A tree is engulfed in flames during a controlled burn near a fire line outside of Okanogan, Washington.
Los Angeles - Statewide, 19 wildfires greater than 1,000 acres in area are currently raging, according to the NIFC.
A group of wildfires blazing in the western US state of Washington have become the largest in the state's history, and 2015 has become the state's worst fire year on record, officials said Monday.
The hard-hit state is only one of many in the region suffering from what has become one of the worst fire seasons in recent history for the United States as a whole.
The so-called Okanogan complex of wildfires in the north-central part of Washington state has already surpassed last year's record-breaking Carlton fires, US Forest Service fire spokesman Mike Ferris told AFP.

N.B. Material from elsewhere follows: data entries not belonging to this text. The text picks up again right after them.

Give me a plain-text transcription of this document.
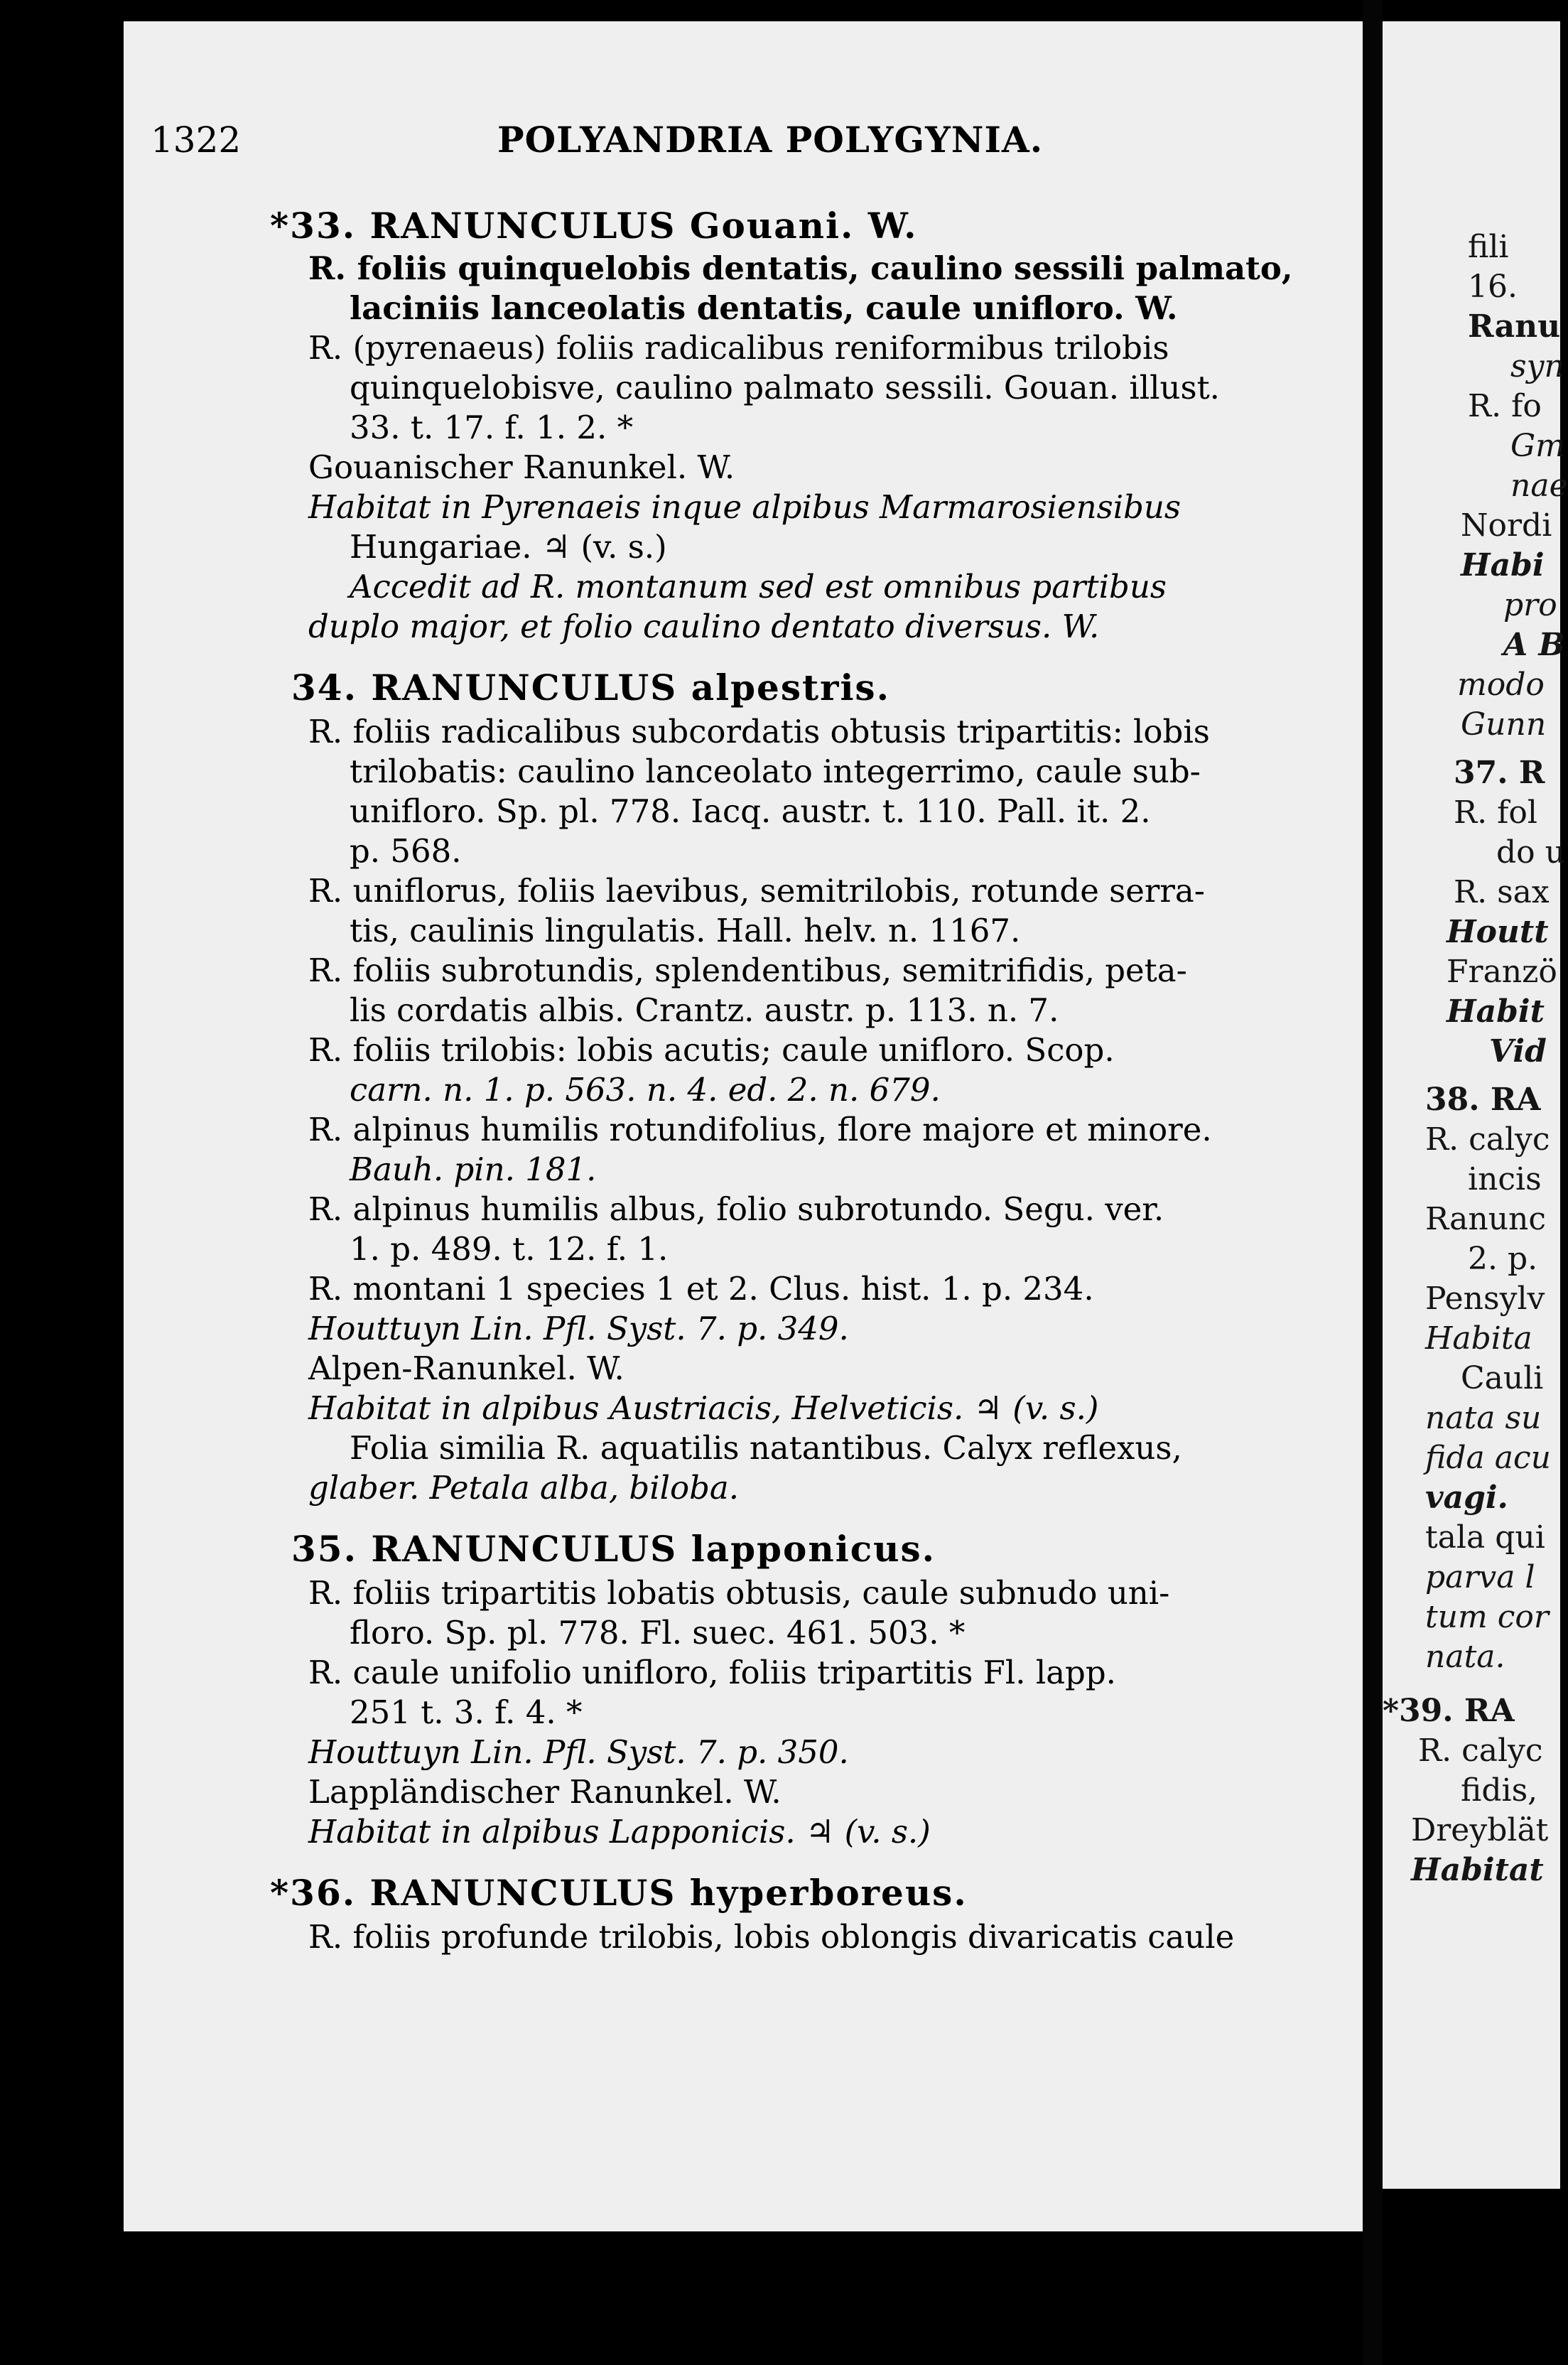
fili
16.
Ranu
syn
R. fo
Gm
nae
Nordi
Habi
pro
A B
modo
Gunn
37. R
R. fol
do u
R. sax
Houtt
Franzö
Habit
Vid
38. RA
R. calyc
incis
Ranunc
2. p.
Pensylv
Habita
Cauli
nata su
fida acu
vagi.
tala qui
parva l
tum cor
nata.
*39. RA
R. calyc
fidis,
Dreyblät
Habitat
1322	POLYANDRIA POLYGYNIA.
*33. RANUNCULUS Gouani. W.
R. foliis quinquelobis dentatis, caulino sessili palmato,
laciniis lanceolatis dentatis, caule unifloro. W.
R. (pyrenaeus) foliis radicalibus reniformibus trilobis
quinquelobisve, caulino palmato sessili. Gouan. illust.
33. t. 17. f. 1. 2. *
Gouanischer Ranunkel. W.
Habitat in Pyrenaeis inque alpibus Marmarosiensibus
Hungariae. ♃ (v. s.)
Accedit ad R. montanum sed est omnibus partibus
duplo major, et folio caulino dentato diversus. W.
34. RANUNCULUS alpestris.
R. foliis radicalibus subcordatis obtusis tripartitis: lobis
trilobatis: caulino lanceolato integerrimo, caule sub-
unifloro. Sp. pl. 778. Iacq. austr. t. 110. Pall. it. 2.
p. 568.
R. uniflorus, foliis laevibus, semitrilobis, rotunde serra-
tis, caulinis lingulatis. Hall. helv. n. 1167.
R. foliis subrotundis, splendentibus, semitrifidis, peta-
lis cordatis albis. Crantz. austr. p. 113. n. 7.
R. foliis trilobis: lobis acutis; caule unifloro. Scop.
carn. n. 1. p. 563. n. 4. ed. 2. n. 679.
R. alpinus humilis rotundifolius, flore majore et minore.
Bauh. pin. 181.
R. alpinus humilis albus, folio subrotundo. Segu. ver.
1. p. 489. t. 12. f. 1.
R. montani 1 species 1 et 2. Clus. hist. 1. p. 234.
Houttuyn Lin. Pfl. Syst. 7. p. 349.
Alpen-Ranunkel. W.
Habitat in alpibus Austriacis, Helveticis. ♃ (v. s.)
Folia similia R. aquatilis natantibus. Calyx reflexus,
glaber. Petala alba, biloba.
35. RANUNCULUS lapponicus.
R. foliis tripartitis lobatis obtusis, caule subnudo uni-
floro. Sp. pl. 778. Fl. suec. 461. 503. *
R. caule unifolio unifloro, foliis tripartitis Fl. lapp.
251 t. 3. f. 4. *
Houttuyn Lin. Pfl. Syst. 7. p. 350.
Lappländischer Ranunkel. W.
Habitat in alpibus Lapponicis. ♃ (v. s.)
*36. RANUNCULUS hyperboreus.
R. foliis profunde trilobis, lobis oblongis divaricatis caule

The Okanogan fire, which is still only 10 per cent contained, had grown to more than 250,000 acres (104,000 hectares) Monday, according to the National Interagency Fire Center (NIFC).
Three firefighters were killed battling a portion of the Okanogan fire last week and a fourth remained in critical condition. Currently, 1,250 people are helping quell the blaze.
Statewide, 19 wildfires greater than 1,000 acres in area are currently raging, according to the NIFC.
The active fires have ravaged more than 630,000 acres, destroying approximately 200 homes and threatening another 12,000, according to Washington state officials.
That combined damage makes 2015 "certainly the most severe in terms of timing of multiple large fires simultaneously," Jaime Smith, a spokeswoman for state Governor Jay Inslee, told AFP Monday.
"Last year, up until this point considered the worst wildfire season in the state, we saw about 419,000 acres burn."
Smith said more than 1,200 people had been evacuated due to the fires and that the Red Cross was assisting with temporary emergency housing.
President Barack Obama has approved Inslee's request for a federal declaration of emergency, which releases federal funds to help the state pay for the cost of fighting the blazes.
The Okanogan fire alone has already cost $8.5 million to date, the NIFC said Monday.
Seven hundred members of the Washington National Guard were added to the state-wide firefighting effort Sunday, and helicopters from surrounding states were brought in to help.
Two hundred soldiers from the US Army who had been stationed at Joint Base Lewis-McChord in western Washington were also deployed to assist the firefighting effort.
A white haze blanketed the northwestern United States in satellite images released by Nasa on Monday, obscuring the green forests of the Rocky and Cascade mountain ranges.
Twenty active fires more than 1,000 acres in area are currently raging in California alone. Another 14 greater than 1,000 acres remain active in Oregon.
Nationwide, nearly 7.5 million acres have burned already this year - almost three times the acreage that had burned at this point in 2014.
Currently, more than 27,000 firefighters and support personnel are battling major blazes across the country, NIFC said Monday.
Fighting those fires cost federal agencies $1.5 billion last year - not counting the expenditures by state and local governments or the losses caused by the fires.
A makeshift fire truck puts water on a wildfire near Omak, Washington.
Firefighter Chris Schultz puts out a hot spot during the Okanogan Complex Fire near Tonasket, Washington.